公正取引委員会は4月15日、米Googleに対して独占禁止法の規定に基づく排除措置命令を出した。Googleが端末メーカーや通信事業者などの取引先企業に対して対して自社のアプリの搭載などを強制する契約を行っており、それが独占禁止法第19条の規定に違反するという。

公取委は同社に対して、違反行為の取りやめと、その履行状況の5年間の監視を受け入れるように求めている。

  • (令和7年4月15日)Google LLCに対する排除措置命令について|公正取引委員会

    (令和7年4月15日)Google LLCに対する排除措置命令について|公正取引委員会

2件の契約条件が「拘束条件付取引」に当たると判断

公取委は今回、Googleが取引先企業に対して課している次の2つの制約を不法行為として認定した。

  • Android端末にGoogle Playをプリインストールする場合、検索アプリとして「Google Search」をプリインストールし、そのウィジェットおよびアイコンを初期ホーム画面に配置しなければならない
  • Android端末にGoogle Chromeをプリインストールする場合、Googleの検索広告で得られた収益の一部を共有できるが、そのためにはGoogleの検索サービスを競合する検索サービスよりも優遇する各種処置を行わなければならない

上記の内容は、取引先企業の事業活動を不当に拘束するものだとして、独占禁止法第19条で禁止されている拘束条件付取引に当たると認定された。同社は、遅くとも2020年7月以降、少なくともスマートフォンメーカー6社およびおよび移動通信事業者1社とこのような契約を行っていたと見られている。

  • 独禁法違反に認定された内容 出典:公正取引委員会

    独禁法違反に認定された内容 出典:公正取引委員会

Googleは、違反と認定された行為の取りやめと、取引先企業への通知、独占禁止法の遵守についての行動指針の作成と社員への周知徹底などが求められる。さらに、それらのの処置の履行状況について、5年間にわたって毎年公取委に報告しなければならない。

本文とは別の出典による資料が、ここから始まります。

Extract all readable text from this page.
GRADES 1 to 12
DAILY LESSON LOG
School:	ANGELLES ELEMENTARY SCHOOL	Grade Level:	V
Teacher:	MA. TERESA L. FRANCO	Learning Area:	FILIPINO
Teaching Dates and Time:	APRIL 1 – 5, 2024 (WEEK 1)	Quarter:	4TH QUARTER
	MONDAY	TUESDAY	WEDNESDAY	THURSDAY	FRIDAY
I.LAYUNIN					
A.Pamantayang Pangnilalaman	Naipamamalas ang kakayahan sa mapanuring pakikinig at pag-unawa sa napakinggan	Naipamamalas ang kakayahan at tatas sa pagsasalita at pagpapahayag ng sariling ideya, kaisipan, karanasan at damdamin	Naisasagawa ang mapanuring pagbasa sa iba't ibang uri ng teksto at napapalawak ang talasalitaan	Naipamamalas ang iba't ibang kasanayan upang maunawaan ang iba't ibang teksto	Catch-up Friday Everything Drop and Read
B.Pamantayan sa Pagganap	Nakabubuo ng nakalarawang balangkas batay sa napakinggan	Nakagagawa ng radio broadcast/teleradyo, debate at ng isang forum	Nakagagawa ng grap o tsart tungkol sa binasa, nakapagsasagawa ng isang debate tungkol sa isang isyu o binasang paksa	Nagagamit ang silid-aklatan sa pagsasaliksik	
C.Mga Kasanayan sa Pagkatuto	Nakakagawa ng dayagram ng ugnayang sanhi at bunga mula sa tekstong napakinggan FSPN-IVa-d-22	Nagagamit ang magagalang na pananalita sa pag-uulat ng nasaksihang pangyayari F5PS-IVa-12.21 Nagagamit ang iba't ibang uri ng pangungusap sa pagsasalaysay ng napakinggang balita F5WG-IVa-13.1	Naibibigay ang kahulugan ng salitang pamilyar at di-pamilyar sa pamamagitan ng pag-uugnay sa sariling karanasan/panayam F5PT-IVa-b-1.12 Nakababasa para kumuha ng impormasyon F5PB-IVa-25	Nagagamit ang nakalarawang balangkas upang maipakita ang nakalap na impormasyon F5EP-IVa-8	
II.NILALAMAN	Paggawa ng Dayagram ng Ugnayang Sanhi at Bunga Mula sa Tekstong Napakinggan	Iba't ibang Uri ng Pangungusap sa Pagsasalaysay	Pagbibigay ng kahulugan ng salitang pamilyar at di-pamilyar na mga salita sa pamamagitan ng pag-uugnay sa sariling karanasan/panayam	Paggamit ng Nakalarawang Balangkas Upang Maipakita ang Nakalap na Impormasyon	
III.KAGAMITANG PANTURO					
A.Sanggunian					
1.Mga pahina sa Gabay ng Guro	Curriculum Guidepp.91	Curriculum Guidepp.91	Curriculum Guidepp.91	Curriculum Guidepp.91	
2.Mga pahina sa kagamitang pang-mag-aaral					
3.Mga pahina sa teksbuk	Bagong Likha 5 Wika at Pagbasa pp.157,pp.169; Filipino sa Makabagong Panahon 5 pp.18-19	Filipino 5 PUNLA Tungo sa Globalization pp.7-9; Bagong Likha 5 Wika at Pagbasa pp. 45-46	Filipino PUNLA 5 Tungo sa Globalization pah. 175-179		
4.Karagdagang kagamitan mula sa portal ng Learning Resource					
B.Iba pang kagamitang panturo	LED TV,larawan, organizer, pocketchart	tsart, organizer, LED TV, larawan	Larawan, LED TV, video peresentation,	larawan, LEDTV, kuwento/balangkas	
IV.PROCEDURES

一方Googleは、4月15日に公式ブログを通じて公取委の決定に対する遺憾の意を表明した。同社は、これらの取引は強制されたものではなく、日本のスマートフォンメーカーや通信事業者が自ら選択して行っているものと主張。その上で、「今回の排除措置命令を慎重に検討し、Android が日本の消費者、スマートフォンメーカーおよび通信事業者にとって競争力のある選択肢であり続けられるよう、公正取引委員会と協力して取り組んでまいります」とコメントしている。